TestWhitespaceText is the raw text that produces TestWhitespaceRow when parsed.
Functions ¶
This section is empty.
Types ¶
type FakeTableIterator ¶
type FakeTableIterator struct {
// contains filtered or unexported fields
}
FakeTableIterator is a test-friendly implementation of a table row iterator that allows preloading with a slice of Rows to be returned in sequence.
func NewFakeTableIterator ¶
func NewFakeTableIterator(rows []Row) *FakeTableIterator
NewFakeTableIterator creates a new FakeTableIterator with the given rows.
func (*FakeTableIterator) Next ¶
func (f *FakeTableIterator) Next() (Row, bool)
Next returns the next Row in the sequence and a boolean indicating if there are more rows to return.
func (*FakeTableIterator) NextUtilRegexIsMatched ¶
func (f *FakeTableIterator) NextUtilRegexIsMatched(regex *regexp.Regexp) (Row, bool)
NextUtilRegexIsMatched returns the next Row whose RawText matches the given regex.
type PDFTablePositions ¶
type PDFTablePositions struct {
OriginalDateStart int
OriginalDateEnd int
ReceiptStart int
ReceiptEnd int
DetailStart int
DetailEnd int
ARSAmountStart int
ARSAmountEnd int
USDAmountStart int
USDAmountEnd int
}
PDFTablePositions are the known positions of the columns of the table of the PDF. They start at 0, so the first character is at position 0. All the positions are inclusive
type RealTableIterator ¶
type RealTableIterator struct {
// contains filtered or unexported fields
}
RealTableIterator is used to iterate the rows of a PDF table.

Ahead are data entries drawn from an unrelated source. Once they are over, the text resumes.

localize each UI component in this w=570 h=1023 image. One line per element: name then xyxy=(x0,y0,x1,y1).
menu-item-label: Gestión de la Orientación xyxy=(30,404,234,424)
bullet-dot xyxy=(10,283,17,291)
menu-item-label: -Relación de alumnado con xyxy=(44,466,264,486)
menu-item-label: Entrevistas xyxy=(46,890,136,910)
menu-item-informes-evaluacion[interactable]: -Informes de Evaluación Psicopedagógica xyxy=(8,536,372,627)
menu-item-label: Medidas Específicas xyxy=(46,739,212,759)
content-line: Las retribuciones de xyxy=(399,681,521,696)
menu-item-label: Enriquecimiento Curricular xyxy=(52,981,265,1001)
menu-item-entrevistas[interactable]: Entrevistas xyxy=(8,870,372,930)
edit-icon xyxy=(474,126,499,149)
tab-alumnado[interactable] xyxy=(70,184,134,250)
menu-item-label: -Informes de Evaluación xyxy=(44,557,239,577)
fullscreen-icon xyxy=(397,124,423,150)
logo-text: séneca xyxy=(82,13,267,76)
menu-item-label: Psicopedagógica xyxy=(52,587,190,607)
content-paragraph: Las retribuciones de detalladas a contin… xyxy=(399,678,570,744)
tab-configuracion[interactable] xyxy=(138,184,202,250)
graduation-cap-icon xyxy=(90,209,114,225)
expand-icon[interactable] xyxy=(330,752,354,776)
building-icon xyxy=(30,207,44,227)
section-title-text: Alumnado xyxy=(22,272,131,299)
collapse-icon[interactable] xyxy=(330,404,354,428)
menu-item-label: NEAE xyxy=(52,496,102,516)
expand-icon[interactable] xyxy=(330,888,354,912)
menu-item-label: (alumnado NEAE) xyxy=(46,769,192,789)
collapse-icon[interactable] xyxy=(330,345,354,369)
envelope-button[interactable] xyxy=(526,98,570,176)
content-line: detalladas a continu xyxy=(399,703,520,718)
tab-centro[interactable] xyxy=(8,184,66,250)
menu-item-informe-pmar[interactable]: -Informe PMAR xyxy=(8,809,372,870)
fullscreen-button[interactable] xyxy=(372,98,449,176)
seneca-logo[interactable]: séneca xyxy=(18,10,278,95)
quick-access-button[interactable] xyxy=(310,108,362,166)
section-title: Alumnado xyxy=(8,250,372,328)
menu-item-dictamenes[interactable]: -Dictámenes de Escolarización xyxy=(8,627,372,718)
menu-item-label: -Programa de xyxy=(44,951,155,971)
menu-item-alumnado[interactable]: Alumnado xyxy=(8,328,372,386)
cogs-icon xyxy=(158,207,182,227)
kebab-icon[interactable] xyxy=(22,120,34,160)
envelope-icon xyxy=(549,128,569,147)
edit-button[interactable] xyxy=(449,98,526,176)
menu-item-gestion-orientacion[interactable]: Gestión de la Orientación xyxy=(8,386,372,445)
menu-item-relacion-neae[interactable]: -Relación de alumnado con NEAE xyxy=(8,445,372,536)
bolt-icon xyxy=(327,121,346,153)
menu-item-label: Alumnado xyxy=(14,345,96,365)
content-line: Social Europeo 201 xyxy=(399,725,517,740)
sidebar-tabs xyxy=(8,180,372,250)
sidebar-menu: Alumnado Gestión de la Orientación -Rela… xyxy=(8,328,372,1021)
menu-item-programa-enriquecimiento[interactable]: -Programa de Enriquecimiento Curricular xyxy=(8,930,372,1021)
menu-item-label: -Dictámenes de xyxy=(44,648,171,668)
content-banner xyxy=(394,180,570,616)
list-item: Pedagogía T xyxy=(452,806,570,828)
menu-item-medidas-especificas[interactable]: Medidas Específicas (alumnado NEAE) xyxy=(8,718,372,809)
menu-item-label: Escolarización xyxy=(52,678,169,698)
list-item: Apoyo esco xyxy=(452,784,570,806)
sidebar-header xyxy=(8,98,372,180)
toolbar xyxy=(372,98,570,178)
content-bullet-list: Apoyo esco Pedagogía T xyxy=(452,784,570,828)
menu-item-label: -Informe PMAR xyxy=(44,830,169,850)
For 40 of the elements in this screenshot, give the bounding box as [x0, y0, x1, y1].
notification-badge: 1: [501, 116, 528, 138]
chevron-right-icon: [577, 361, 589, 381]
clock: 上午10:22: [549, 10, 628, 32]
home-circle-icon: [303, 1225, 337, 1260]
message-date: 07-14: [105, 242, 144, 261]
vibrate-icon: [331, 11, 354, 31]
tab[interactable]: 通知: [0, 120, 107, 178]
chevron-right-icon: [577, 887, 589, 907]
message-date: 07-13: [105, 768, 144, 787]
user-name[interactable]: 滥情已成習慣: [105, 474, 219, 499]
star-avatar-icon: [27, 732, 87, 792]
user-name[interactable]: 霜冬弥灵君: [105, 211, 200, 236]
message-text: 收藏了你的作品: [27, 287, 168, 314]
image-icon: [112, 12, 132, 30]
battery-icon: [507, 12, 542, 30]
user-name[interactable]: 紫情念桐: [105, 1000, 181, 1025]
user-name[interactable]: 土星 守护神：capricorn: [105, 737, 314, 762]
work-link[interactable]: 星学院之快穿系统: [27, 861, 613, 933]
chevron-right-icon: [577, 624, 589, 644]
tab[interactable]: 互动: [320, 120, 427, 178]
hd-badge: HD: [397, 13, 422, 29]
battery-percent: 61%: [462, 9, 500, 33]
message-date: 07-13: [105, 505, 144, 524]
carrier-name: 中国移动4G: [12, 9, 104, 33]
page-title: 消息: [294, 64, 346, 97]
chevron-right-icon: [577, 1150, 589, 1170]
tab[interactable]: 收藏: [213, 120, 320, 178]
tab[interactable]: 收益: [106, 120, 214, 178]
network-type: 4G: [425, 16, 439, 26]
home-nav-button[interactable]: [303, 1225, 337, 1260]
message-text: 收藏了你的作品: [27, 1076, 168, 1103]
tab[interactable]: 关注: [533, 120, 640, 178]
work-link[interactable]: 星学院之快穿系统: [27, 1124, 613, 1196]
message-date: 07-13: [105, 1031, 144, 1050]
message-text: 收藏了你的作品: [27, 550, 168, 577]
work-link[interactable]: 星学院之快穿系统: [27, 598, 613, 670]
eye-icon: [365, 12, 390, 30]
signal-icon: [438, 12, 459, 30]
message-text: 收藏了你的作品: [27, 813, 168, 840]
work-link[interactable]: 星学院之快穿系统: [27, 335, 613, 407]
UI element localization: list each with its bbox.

The idea is to share this iterator between different functions, so it can continue where the old one finished. The "Real" prefix is because couldn't think of a better name to distinguish it from the interface and fake.

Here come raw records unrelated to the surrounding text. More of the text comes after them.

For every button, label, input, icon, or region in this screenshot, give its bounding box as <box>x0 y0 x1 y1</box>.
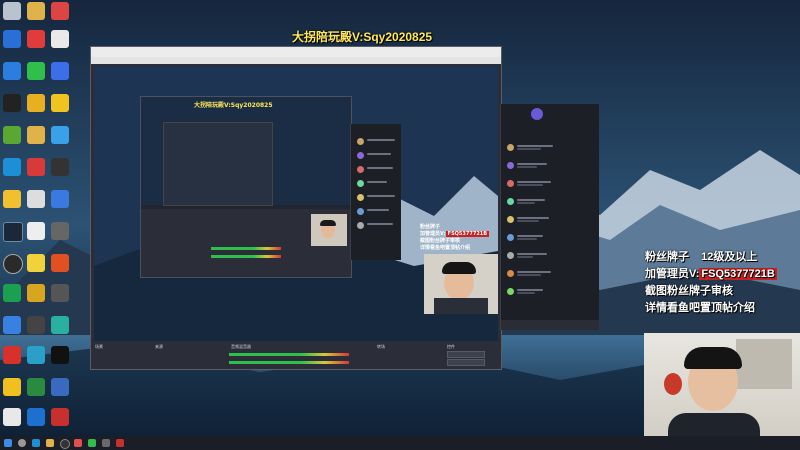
app-icon[interactable] <box>51 378 69 396</box>
chat-input-bar[interactable] <box>501 320 599 330</box>
app-icon[interactable] <box>51 94 69 112</box>
app-icon[interactable] <box>27 284 45 302</box>
wechat-icon[interactable] <box>27 62 45 80</box>
app-icon[interactable] <box>27 408 45 426</box>
app-icon[interactable] <box>3 94 21 112</box>
taskbar[interactable] <box>0 436 800 450</box>
admin-code: FSQ5377721B <box>699 268 776 280</box>
app-icon[interactable] <box>27 346 45 364</box>
webcam-feed <box>644 333 800 450</box>
app-icon[interactable] <box>3 408 21 426</box>
app-icon[interactable] <box>27 222 45 240</box>
app-icon[interactable] <box>3 378 21 396</box>
app-icon[interactable] <box>51 408 69 426</box>
app-icon[interactable] <box>51 254 69 272</box>
app-icon[interactable] <box>3 62 21 80</box>
fan-badge-line: 粉丝牌子 12级及以上 <box>645 248 757 264</box>
edge-icon[interactable] <box>32 439 40 447</box>
avatar <box>531 108 543 120</box>
sources-dock-title: 来源 <box>155 344 163 350</box>
app-icon[interactable] <box>3 190 21 208</box>
obs-window[interactable]: 大拐陪玩殿V:Sqy2020825 粉丝牌子 加管理员V:FSQ5377721B… <box>90 46 502 370</box>
app-icon[interactable] <box>51 284 69 302</box>
app-icon[interactable] <box>3 346 21 364</box>
nested-preview <box>140 96 352 278</box>
app-icon[interactable] <box>27 94 45 112</box>
admin-contact-line: 加管理员V:FSQ5377721B <box>645 265 777 281</box>
nested-info-overlay: 粉丝牌子 加管理员V:FSQ5377721B 截图粉丝牌子审核 详情看鱼吧置顶帖… <box>420 224 494 252</box>
obs-preview[interactable]: 大拐陪玩殿V:Sqy2020825 粉丝牌子 加管理员V:FSQ5377721B… <box>94 66 498 341</box>
folder-icon[interactable] <box>27 126 45 144</box>
start-icon[interactable] <box>4 439 12 447</box>
scenes-dock-title: 场景 <box>95 344 103 350</box>
nested-webcam <box>311 214 347 246</box>
folder-icon[interactable] <box>46 439 54 447</box>
screenshot-review-line: 截图粉丝牌子审核 <box>645 282 733 298</box>
browser-icon[interactable] <box>3 30 21 48</box>
obs-menubar[interactable] <box>91 57 501 64</box>
app-icon[interactable] <box>51 2 69 20</box>
recycle-bin-icon[interactable] <box>3 2 21 20</box>
app-icon[interactable] <box>74 439 82 447</box>
chat-panel[interactable] <box>500 104 599 330</box>
nvidia-icon[interactable] <box>3 126 21 144</box>
app-icon[interactable] <box>27 190 45 208</box>
app-icon[interactable] <box>102 439 110 447</box>
controls-dock-title: 控件 <box>447 344 455 350</box>
app-icon[interactable] <box>51 126 69 144</box>
nested-title-overlay: 大拐陪玩殿V:Sqy2020825 <box>194 100 273 109</box>
app-icon[interactable] <box>27 316 45 334</box>
app-icon[interactable] <box>51 346 69 364</box>
app-icon[interactable] <box>27 158 45 176</box>
start-streaming-button[interactable] <box>447 351 485 358</box>
app-icon[interactable] <box>51 158 69 176</box>
obs-icon[interactable] <box>3 254 23 274</box>
search-icon[interactable] <box>18 439 26 447</box>
start-recording-button[interactable] <box>447 359 485 366</box>
edge-icon[interactable] <box>3 158 21 176</box>
app-icon[interactable] <box>3 284 21 302</box>
app-icon[interactable] <box>51 190 69 208</box>
chrome-icon[interactable] <box>51 30 69 48</box>
details-line: 详情看鱼吧置顶帖介绍 <box>645 299 755 315</box>
stream-title-overlay: 大拐陪玩殿V:Sqy2020825 <box>292 28 432 45</box>
app-icon[interactable] <box>51 316 69 334</box>
nested-chat-panel <box>350 124 401 260</box>
app-icon[interactable] <box>27 30 45 48</box>
mixer-dock-title: 音频混音器 <box>231 344 251 350</box>
folder-icon[interactable] <box>27 2 45 20</box>
app-icon[interactable] <box>88 439 96 447</box>
app-icon[interactable] <box>51 222 69 240</box>
app-icon[interactable] <box>27 254 45 272</box>
transitions-dock-title: 转场 <box>377 344 385 350</box>
obs-icon[interactable] <box>60 439 70 449</box>
app-icon[interactable] <box>51 62 69 80</box>
desktop-icons <box>0 0 72 436</box>
app-icon[interactable] <box>27 378 45 396</box>
app-icon[interactable] <box>3 316 21 334</box>
mixer-meter-1 <box>229 353 349 356</box>
steam-icon[interactable] <box>3 222 23 242</box>
obs-titlebar[interactable] <box>91 47 501 57</box>
preview-webcam <box>424 254 498 314</box>
mixer-meter-2 <box>229 361 349 364</box>
obs-docks[interactable]: 场景 来源 音频混音器 转场 控件 <box>91 343 501 369</box>
app-icon[interactable] <box>116 439 124 447</box>
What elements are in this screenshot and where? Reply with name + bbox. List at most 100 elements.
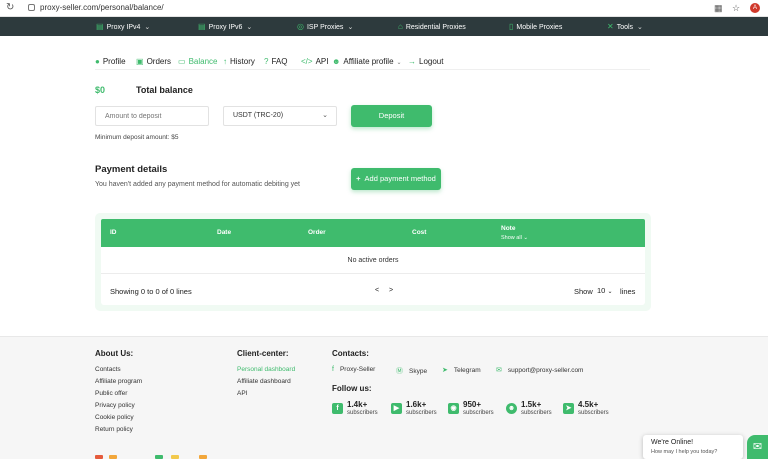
empty-table-message: No active orders <box>347 257 399 264</box>
discord-icon: ◉ <box>448 403 459 414</box>
chevron-down-icon: ⌄ <box>523 235 528 241</box>
contact-facebook[interactable]: f Proxy-Seller <box>332 366 375 373</box>
reddit-icon: ☻ <box>506 403 517 414</box>
logout-icon: → <box>408 57 416 66</box>
phone-icon: ▯ <box>509 22 514 31</box>
column-order: Order <box>308 229 326 236</box>
note-show-all-toggle[interactable]: Show all ⌄ <box>501 235 528 241</box>
tab-profile[interactable]: ● Profile <box>95 56 126 67</box>
footer-link-return-policy[interactable]: Return policy <box>95 426 133 433</box>
browser-bar: ↻ proxy-seller.com/personal/balance/ ▦ ☆… <box>0 0 768 17</box>
nav-mobile-proxies[interactable]: ▯ Mobile Proxies <box>509 21 562 33</box>
page-size-select[interactable]: 10 ⌄ <box>597 286 612 295</box>
footer-link-affiliate-dashboard[interactable]: Affiliate dashboard <box>237 378 291 385</box>
nav-residential-proxies[interactable]: ⌂ Residential Proxies <box>398 21 466 33</box>
tab-history[interactable]: ↑ History <box>223 56 255 67</box>
orders-table: ID Date Order Cost Note Show all ⌄ No ac… <box>101 219 645 305</box>
facebook-icon: f <box>332 403 343 414</box>
footer-link-api[interactable]: API <box>237 390 247 397</box>
home-icon: ⌂ <box>398 22 403 31</box>
top-navigation: ▤ Proxy IPv4 ⌄ ▤ Proxy IPv6 ⌄ ◎ ISP Proxies ⌄ … <box>0 17 768 36</box>
chevron-down-icon: ⌄ <box>607 289 613 295</box>
footer-contacts-title: Contacts: <box>332 349 369 358</box>
code-icon: </> <box>301 57 313 66</box>
add-payment-method-button[interactable]: + Add payment method <box>351 168 441 190</box>
chat-subtitle: How may I help you today? <box>651 449 718 455</box>
min-deposit-note: Minimum deposit amount: $5 <box>95 134 179 141</box>
contact-telegram[interactable]: ➤ Telegram <box>442 366 481 374</box>
server-icon: ▤ <box>96 22 104 31</box>
telegram-icon: ➤ <box>442 367 448 374</box>
balance-amount: $0 <box>95 85 106 95</box>
telegram-icon: ➤ <box>563 403 574 414</box>
wallet-icon: ▭ <box>178 57 186 66</box>
pagination: < > <box>375 287 393 294</box>
nav-proxy-ipv6[interactable]: ▤ Proxy IPv6 ⌄ <box>198 21 252 33</box>
history-icon: ↑ <box>223 57 227 66</box>
address-bar[interactable]: proxy-seller.com/personal/balance/ <box>40 3 164 13</box>
chat-open-button[interactable]: ✉ <box>747 435 768 459</box>
tools-icon: ✕ <box>607 22 614 31</box>
youtube-icon: ▶ <box>391 403 402 414</box>
site-info-icon[interactable] <box>28 4 35 11</box>
chevron-down-icon: ⌄ <box>637 24 643 31</box>
table-info: Showing 0 to 0 of 0 lines <box>110 287 192 296</box>
reload-icon[interactable]: ↻ <box>6 2 14 14</box>
tab-orders[interactable]: ▣ Orders <box>136 56 171 67</box>
footer-link-affiliate-program[interactable]: Affiliate program <box>95 378 142 385</box>
deposit-button[interactable]: Deposit <box>351 105 432 127</box>
footer-link-privacy-policy[interactable]: Privacy policy <box>95 402 135 409</box>
footer-link-contacts[interactable]: Contacts <box>95 366 121 373</box>
nav-isp-proxies[interactable]: ◎ ISP Proxies ⌄ <box>297 21 353 33</box>
payment-details-subtitle: You haven't added any payment method for… <box>95 181 300 188</box>
footer-link-personal-dashboard[interactable]: Personal dashboard <box>237 366 295 373</box>
chat-icon: ✉ <box>752 441 763 453</box>
column-note: Note <box>501 225 516 232</box>
page-size-unit: lines <box>620 287 636 296</box>
orders-table-container: ID Date Order Cost Note Show all ⌄ No ac… <box>95 213 651 311</box>
people-icon: ☻ <box>332 57 341 66</box>
table-header: ID Date Order Cost Note Show all ⌄ <box>101 219 645 247</box>
amount-field[interactable] <box>95 106 209 126</box>
payment-details-title: Payment details <box>95 164 168 175</box>
contact-email[interactable]: ✉ support@proxy-seller.com <box>496 366 583 374</box>
payment-logo-icon <box>95 455 103 459</box>
profile-avatar[interactable]: A <box>750 3 760 13</box>
tab-affiliate-profile[interactable]: ☻ Affiliate profile ⌄ <box>332 56 402 69</box>
user-icon: ● <box>95 57 100 66</box>
live-chat-bubble[interactable]: We're Online! How may I help you today? <box>643 435 743 459</box>
chevron-down-icon: ⌄ <box>347 24 354 31</box>
chevron-down-icon: ⌄ <box>144 24 151 31</box>
footer-about-title: About Us: <box>95 349 134 358</box>
tab-balance[interactable]: ▭ Balance <box>178 56 217 67</box>
bookmark-star-icon[interactable]: ☆ <box>732 2 740 14</box>
mail-icon: ✉ <box>496 367 502 374</box>
account-tabs: ● Profile ▣ Orders ▭ Balance ↑ History ? FAQ … <box>95 56 650 70</box>
next-page-button[interactable]: > <box>389 287 393 294</box>
page-size-label: Show <box>574 287 593 296</box>
nav-proxy-ipv4[interactable]: ▤ Proxy IPv4 ⌄ <box>96 21 150 33</box>
currency-select[interactable]: USDT (TRC-20) ⌄ <box>223 106 337 126</box>
prev-page-button[interactable]: < <box>375 287 379 294</box>
tab-api[interactable]: </> API <box>301 56 328 67</box>
nav-tools[interactable]: ✕ Tools ⌄ <box>607 21 643 33</box>
footer-follow-title: Follow us: <box>332 384 372 393</box>
footer-link-public-offer[interactable]: Public offer <box>95 390 127 397</box>
translate-icon[interactable]: ▦ <box>714 2 723 14</box>
amount-input[interactable] <box>105 107 208 125</box>
chevron-down-icon: ⌄ <box>396 60 402 66</box>
plus-icon: + <box>356 174 361 183</box>
server-icon: ▤ <box>198 22 206 31</box>
tab-faq[interactable]: ? FAQ <box>264 56 287 67</box>
chat-title: We're Online! <box>651 439 694 446</box>
footer-link-cookie-policy[interactable]: Cookie policy <box>95 414 134 421</box>
tab-logout[interactable]: → Logout <box>408 56 443 67</box>
payment-logos-strip <box>95 455 215 459</box>
footer-client-title: Client-center: <box>237 349 289 358</box>
payment-logo-icon <box>155 455 163 459</box>
column-id: ID <box>110 229 117 236</box>
contact-skype[interactable]: Ⓜ Skype <box>396 366 427 376</box>
chevron-down-icon: ⌄ <box>322 112 328 119</box>
table-divider <box>101 273 645 274</box>
payment-logo-icon <box>109 455 117 459</box>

func NewRealTableIterator ¶
func NewRealTableIterator(rows []Row) *RealTableIterator
func (*RealTableIterator) Next ¶
func (it *RealTableIterator) Next() (Row, bool)
Next implements the TableIterator interface. It returns the next Row in the sequence and a boolean indicating if there are more rows to return.
func (*RealTableIterator) NextUtilRegexIsMatched ¶
func (it *RealTableIterator) NextUtilRegexIsMatched(regex *regexp.Regexp) (Row, bool)
NextUtilRegexIsMatched implements the TableIterator interface. It iterates through the rows until a row matches the regex and returns it.
type Row ¶
type Row struct {
// Full text of the row
RawText string
// The columns of the row
RawOriginalDate string
RawReceiptNumber string
RawDetailWithMaybeInstallments string
RawAmountARS string
RawAmountUSD string
}
func (Row) MatchesMovementWithoutYearAndMonth ¶
type RowFactory ¶
type RowFactory struct {
// contains filtered or unexported fields
}
RowFactory is responsible for creating Row instances with specific table position configurations.
func NewRowFactory ¶
func NewRowFactory(positions PDFTablePositions) *RowFactory
NewRowFactory creates a new RowFactory with the given table positions.
func (*RowFactory) CreateRow ¶
func (f *RowFactory) CreateRow(rawText string) Row
CreateRow creates a new Row instance using the factory's stored positions and the provided text.
type TableIterator ¶
type TableIterator interface {
// Next returns the next Row in the sequence and a boolean indicating if there are more rows to return.
Next() (Row, bool)
// NextUtilRegexIsMatched iterates through the rows until a row matches the regex and returns it
NextUtilRegexIsMatched(regex *regexp.Regexp) (Row, bool)
}
type TableIteratorFactory ¶
type TableIteratorFactory struct {
// contains filtered or unexported fields
}
TableIteratorFactory is responsible for creating table iterators with specific configurations.
func NewTableIteratorFactory ¶
func NewTableIteratorFactory(rowFactory *RowFactory) *TableIteratorFactory
func (*TableIteratorFactory) CreateIterator ¶
func (f *TableIteratorFactory) CreateIterator(docIterator pdfwrapper.DocumentIterator) *RealTableIterator
CreateIterator creates a new RealTableIterator instance using the factory's configuration and the provided document iterator. It pre-parses all rows from the DocumentIterator during construction for efficient iteration.